Embate Lula x Banco Central

Recentemente, o presidente Luiz Inácio Lula da Silva e o Partido dos Trabalhadores (PT) criticaram a condução da política monetária por parte do presidente do Banco Central (BC), Campos Neto, e a taxa de juros básica da economia, atualmente em 13,75% ao ano. Enquanto Lula argumenta que os juros estão estrangulando a economia, Neto defende o mandato do BC de perseguir a meta de inflação do país, estabelecida a 3,25% para 2023, com teto de 4,75%. As pesquisadoras afirmam que diante do atual cenário de aumento da taxa de juros para o controle da inflação, a discussão dos efeitos adversos de políticas monetárias precisa ser ampliada e melhor explorada.

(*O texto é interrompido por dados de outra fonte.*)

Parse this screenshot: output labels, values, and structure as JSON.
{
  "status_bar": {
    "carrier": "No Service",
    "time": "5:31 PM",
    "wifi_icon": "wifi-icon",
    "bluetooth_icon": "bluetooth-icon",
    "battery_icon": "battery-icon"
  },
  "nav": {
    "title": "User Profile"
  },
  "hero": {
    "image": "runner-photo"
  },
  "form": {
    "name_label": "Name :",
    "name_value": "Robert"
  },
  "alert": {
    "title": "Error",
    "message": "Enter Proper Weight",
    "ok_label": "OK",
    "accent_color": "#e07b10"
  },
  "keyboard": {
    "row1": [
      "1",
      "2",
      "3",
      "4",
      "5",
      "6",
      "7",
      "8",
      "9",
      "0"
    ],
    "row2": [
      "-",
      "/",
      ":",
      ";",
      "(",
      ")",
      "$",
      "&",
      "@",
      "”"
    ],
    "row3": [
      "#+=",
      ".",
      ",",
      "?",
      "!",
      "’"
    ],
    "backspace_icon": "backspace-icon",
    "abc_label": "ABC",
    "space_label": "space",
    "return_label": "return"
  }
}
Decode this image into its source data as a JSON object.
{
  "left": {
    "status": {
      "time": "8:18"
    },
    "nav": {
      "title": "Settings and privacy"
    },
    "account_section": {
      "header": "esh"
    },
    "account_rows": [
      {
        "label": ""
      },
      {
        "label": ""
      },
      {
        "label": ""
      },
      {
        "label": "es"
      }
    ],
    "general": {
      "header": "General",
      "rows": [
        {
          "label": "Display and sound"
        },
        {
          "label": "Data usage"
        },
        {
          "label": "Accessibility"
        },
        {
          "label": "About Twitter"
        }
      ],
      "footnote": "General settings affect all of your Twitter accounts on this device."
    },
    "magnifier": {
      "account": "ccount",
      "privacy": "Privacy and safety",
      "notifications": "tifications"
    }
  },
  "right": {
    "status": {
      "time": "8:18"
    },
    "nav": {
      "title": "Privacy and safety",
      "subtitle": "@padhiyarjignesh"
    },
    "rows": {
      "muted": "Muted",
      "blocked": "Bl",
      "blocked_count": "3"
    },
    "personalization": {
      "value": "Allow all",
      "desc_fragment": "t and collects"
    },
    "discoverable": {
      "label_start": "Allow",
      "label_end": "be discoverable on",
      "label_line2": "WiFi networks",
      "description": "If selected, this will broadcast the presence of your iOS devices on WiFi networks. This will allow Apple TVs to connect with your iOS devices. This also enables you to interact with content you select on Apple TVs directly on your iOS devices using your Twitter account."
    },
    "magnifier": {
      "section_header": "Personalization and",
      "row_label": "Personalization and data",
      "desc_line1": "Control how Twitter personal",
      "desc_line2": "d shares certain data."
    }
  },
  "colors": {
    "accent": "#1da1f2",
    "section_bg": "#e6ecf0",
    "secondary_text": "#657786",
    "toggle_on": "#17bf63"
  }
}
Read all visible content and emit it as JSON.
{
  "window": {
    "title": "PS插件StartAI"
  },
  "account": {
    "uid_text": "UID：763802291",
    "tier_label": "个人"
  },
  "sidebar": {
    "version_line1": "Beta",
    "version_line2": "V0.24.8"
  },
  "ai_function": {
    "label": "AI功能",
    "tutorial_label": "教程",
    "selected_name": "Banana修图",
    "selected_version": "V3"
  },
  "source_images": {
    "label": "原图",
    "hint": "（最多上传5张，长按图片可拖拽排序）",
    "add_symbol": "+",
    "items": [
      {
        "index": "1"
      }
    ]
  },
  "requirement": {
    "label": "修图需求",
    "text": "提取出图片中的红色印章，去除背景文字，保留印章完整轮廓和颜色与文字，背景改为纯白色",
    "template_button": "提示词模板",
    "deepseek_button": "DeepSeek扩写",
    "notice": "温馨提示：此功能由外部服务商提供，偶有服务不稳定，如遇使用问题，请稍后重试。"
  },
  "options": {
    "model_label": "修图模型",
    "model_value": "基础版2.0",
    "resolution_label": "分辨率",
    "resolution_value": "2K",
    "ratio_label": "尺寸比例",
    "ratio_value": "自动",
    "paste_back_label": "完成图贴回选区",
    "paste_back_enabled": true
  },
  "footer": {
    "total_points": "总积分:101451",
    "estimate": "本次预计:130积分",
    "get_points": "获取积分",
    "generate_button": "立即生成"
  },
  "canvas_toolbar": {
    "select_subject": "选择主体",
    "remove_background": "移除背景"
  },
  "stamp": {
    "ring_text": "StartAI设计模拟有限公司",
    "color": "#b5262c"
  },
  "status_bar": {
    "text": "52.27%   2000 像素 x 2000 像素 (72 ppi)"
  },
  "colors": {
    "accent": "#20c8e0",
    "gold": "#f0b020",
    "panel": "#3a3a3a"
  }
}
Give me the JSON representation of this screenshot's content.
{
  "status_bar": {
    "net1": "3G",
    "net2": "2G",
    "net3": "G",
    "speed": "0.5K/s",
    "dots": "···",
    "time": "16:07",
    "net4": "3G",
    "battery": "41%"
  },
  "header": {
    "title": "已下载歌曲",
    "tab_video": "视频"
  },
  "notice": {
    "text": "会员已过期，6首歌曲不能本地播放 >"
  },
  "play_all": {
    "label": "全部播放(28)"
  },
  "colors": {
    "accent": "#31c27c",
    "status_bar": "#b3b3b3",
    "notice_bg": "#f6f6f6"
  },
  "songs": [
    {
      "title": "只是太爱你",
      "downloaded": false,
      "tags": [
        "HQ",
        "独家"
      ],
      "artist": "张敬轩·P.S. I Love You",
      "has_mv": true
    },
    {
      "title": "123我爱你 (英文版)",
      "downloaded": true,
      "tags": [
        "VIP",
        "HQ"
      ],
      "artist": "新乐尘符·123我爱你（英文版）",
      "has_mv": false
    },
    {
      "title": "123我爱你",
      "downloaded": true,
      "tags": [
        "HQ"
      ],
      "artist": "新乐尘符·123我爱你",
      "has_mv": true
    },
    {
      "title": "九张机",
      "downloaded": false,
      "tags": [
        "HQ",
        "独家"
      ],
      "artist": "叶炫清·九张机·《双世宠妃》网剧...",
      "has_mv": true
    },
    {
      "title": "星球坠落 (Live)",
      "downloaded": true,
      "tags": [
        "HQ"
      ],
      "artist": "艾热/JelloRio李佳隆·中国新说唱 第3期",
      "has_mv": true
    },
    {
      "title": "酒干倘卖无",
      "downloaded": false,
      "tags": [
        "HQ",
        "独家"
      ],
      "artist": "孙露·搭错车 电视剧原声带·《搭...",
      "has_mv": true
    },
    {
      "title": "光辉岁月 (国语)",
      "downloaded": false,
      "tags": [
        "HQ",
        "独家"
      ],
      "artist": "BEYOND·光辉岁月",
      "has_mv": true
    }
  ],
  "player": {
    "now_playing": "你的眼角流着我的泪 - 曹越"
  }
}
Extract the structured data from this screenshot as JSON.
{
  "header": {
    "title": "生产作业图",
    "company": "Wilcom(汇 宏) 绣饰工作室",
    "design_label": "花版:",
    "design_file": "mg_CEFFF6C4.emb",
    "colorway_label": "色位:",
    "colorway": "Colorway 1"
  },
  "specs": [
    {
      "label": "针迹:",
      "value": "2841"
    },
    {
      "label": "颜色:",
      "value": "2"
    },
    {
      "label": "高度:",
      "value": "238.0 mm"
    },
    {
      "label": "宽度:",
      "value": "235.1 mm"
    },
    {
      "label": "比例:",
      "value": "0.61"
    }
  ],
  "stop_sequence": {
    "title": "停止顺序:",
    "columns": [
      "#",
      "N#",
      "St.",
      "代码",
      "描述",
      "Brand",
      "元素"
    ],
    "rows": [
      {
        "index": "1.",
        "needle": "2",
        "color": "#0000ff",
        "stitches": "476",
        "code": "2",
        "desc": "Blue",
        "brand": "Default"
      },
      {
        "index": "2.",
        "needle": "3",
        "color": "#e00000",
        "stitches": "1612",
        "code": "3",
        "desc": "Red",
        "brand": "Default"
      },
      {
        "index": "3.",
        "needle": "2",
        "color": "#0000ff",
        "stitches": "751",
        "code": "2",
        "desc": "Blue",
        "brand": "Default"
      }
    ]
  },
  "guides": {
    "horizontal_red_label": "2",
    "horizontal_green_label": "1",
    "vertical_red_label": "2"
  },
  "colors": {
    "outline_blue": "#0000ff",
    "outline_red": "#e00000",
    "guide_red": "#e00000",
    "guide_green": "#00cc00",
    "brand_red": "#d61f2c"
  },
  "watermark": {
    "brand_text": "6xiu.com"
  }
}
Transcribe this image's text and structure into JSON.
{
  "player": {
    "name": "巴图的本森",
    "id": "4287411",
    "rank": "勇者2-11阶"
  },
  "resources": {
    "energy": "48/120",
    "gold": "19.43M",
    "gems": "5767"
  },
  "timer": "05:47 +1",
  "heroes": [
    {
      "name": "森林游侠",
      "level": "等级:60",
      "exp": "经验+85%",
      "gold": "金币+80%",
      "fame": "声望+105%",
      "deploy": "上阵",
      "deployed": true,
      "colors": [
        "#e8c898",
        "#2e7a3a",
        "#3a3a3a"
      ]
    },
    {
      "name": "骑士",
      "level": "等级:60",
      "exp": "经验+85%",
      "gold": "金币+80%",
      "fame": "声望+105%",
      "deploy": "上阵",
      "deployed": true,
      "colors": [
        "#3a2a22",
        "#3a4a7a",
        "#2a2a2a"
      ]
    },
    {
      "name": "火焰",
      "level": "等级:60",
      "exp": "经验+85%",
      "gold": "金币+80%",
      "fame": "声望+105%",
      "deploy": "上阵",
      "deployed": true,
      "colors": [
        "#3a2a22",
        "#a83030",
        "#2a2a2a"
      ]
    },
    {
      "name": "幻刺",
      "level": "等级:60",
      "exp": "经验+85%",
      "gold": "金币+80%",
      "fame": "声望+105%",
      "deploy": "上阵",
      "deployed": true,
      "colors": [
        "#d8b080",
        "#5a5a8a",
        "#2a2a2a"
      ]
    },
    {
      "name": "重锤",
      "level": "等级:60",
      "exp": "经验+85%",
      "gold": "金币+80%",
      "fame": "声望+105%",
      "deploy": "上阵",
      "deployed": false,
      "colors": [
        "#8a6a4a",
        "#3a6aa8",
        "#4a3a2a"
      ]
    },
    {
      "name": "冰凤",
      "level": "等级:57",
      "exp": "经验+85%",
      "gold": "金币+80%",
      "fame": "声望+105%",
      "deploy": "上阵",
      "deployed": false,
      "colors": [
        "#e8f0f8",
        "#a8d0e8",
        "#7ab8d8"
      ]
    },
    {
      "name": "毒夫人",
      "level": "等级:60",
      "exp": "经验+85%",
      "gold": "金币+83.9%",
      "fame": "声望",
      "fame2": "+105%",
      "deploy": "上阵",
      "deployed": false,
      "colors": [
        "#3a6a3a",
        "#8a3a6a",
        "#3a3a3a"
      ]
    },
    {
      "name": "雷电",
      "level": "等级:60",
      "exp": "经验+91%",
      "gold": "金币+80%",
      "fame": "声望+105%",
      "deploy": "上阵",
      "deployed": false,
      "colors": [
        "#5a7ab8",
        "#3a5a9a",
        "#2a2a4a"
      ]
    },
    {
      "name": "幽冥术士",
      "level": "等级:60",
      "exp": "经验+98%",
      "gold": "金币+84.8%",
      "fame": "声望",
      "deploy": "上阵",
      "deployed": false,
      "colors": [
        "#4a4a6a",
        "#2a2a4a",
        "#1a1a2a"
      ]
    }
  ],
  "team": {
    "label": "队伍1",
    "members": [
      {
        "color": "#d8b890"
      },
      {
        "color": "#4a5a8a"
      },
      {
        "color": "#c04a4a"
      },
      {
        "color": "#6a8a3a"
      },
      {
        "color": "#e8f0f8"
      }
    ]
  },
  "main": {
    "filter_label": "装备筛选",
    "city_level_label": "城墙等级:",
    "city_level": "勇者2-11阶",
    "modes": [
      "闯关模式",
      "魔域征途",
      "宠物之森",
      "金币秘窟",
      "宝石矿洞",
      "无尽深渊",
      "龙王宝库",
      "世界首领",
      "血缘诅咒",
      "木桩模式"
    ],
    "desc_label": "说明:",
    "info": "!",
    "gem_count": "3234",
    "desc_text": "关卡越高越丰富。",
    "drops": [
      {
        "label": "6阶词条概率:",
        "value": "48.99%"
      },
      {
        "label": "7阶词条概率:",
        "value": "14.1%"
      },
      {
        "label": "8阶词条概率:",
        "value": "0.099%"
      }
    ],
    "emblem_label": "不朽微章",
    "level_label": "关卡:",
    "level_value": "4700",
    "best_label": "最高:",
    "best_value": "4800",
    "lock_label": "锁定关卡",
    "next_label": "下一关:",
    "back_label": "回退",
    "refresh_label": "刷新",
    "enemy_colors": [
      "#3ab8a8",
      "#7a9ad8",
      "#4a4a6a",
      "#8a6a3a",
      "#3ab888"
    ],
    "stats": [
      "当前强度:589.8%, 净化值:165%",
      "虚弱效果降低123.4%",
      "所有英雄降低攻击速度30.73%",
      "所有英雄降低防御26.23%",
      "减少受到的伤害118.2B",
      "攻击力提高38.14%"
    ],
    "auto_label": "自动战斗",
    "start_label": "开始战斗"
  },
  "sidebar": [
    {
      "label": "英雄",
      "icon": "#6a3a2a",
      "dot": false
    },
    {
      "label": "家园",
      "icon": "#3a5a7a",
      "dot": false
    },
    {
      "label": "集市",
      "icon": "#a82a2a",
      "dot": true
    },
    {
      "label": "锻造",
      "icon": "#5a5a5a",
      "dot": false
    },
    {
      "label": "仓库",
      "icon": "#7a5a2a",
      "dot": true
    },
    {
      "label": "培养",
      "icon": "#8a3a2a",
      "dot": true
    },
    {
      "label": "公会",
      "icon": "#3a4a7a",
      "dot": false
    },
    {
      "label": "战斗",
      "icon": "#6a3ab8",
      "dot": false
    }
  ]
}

“A gente entende que o Brasil só terá políticas públicas eficientes se colocar no centro das discussões a questão da desigualdade social e como a taxa de juros impacta em cada porção da sociedade. Essa é uma discussão nova. É mais um início de debate para esse cenário de taxa alta de juros que deve ficar por um tempo. Nossa intenção é chamar a atenção para isso, um país como o Brasil, com alto índice de desigualdade, tem que considerar o impacto dessa política para os diferentes grupos demográficos e regiões”, defendeu Patrícia Couto.

“A nossa conclusão é que o combate às desigualdades e macroeconomia não podem ficar separados neste debate. A gente traz mais perguntas do que respostas, mas mostramos que existe o impacto e que precisamos, agora, pesquisar mais para encontrar as soluções”, finaliza Clara Brenck.